No. Funciona mejor la fórmula posmoderna: eludir la norma máxima de la democracia española mediante una constelación de acuerdos políticos bilaterales que hurten al resto de ciudadanos sus derechos políticos esenciales, entre ellos la capacidad de decidir el futuro de su propio país. La Constitución –de momento– es la única profilaxis ante este último brote de la pandemia nacionalista, toda vez que nuestra Carta Magna reconoce una única soberanía (la nacional) y no entiende ni de federalismos (ese cuento pueril de la izquierda idiota), ni acepta la cosoberanía (Euskadi no es Gibraltar) y tampoco admite el gran anhelo de los independentistas: la aceptación in nuce de nuevas soberanías catalana y vasca. Ninguna de las dos rige todavía, pero son el desenlace de la hoja de ruta de los soberanismos.
El motivo es fácil de entender. La soberanía implica tener una capacidad absoluta para mandar sobre la vida y la hacienda tanto de quienes son nacionalistas como de aquellos que se resisten a serlo. Un poder siempre anula a otro. Aceptar que España es una suma de soberanías –cada día más divergentes– destruye los principios republicanos de libertad, igualdad y cohesión social, devolviéndonos a todos súbitamente al feudalismo. Una sociedad de señores (nacionalistas) y vasallos. Por eso los acuerdos entre el PSOE, un Sumar que no suma y los independentistas amnistían ilegalidades manifiestas, ya sea la rebelión institucional catalana o el asesinato político de ETA, con ánimo de burlar el espíritu y la letra de la Constitución.
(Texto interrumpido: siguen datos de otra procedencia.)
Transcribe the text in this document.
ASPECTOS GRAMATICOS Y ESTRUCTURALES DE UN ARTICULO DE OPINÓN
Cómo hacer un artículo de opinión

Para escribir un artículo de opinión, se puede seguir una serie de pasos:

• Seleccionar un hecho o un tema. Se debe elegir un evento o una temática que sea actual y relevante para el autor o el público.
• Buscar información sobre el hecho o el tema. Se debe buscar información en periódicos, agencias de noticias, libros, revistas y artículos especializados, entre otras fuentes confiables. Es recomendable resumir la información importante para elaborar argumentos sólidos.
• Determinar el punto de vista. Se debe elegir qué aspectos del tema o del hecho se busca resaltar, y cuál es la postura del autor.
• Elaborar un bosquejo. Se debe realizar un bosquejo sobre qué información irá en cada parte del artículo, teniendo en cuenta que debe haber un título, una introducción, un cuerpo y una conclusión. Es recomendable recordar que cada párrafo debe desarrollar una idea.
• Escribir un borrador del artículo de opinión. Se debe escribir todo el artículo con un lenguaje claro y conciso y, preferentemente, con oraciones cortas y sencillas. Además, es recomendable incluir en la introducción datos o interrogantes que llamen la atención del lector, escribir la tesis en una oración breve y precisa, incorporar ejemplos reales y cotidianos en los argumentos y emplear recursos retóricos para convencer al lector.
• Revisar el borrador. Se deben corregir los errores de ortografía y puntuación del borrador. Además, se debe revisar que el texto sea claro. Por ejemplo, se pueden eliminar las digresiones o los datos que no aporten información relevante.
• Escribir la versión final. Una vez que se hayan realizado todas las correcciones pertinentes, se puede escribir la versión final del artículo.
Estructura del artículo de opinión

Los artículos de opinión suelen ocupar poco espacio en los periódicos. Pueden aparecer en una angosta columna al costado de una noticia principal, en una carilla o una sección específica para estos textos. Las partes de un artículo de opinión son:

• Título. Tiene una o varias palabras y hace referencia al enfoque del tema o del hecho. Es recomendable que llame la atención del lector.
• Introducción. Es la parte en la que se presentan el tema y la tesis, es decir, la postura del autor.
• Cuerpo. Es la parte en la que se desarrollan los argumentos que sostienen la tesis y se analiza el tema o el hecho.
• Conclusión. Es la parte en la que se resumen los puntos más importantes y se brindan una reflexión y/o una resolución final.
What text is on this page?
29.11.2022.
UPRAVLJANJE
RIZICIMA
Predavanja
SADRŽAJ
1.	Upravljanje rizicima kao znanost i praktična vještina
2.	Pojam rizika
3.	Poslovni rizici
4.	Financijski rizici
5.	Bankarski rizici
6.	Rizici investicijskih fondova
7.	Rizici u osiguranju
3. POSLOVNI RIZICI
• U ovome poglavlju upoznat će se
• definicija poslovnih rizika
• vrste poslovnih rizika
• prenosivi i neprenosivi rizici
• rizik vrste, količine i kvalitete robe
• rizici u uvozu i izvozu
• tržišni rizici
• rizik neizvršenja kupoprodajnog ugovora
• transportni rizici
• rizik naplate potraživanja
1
El objetivo, como sucedió tras el hundimiento de la Restauración borbónica, es proclamar (sin oposición) un nuevo régimen político basado en el retorno al primitivismo político –la aldea, la familia, la lengua, la identidad– que legislaría –no lo duden– en función de las diferencias imaginarias entre los patriotas y quienes no lo son, aunque hayan nacido en las Siete Calles de Bilbao. La España abertzale que anuncian estas elecciones vascas, cuya réplica mediremos pronto en Cataluña, y después en las europeas, es un absoluto delirio. Pero tiene muchos más visos de convertirse en una realidad política que nunca.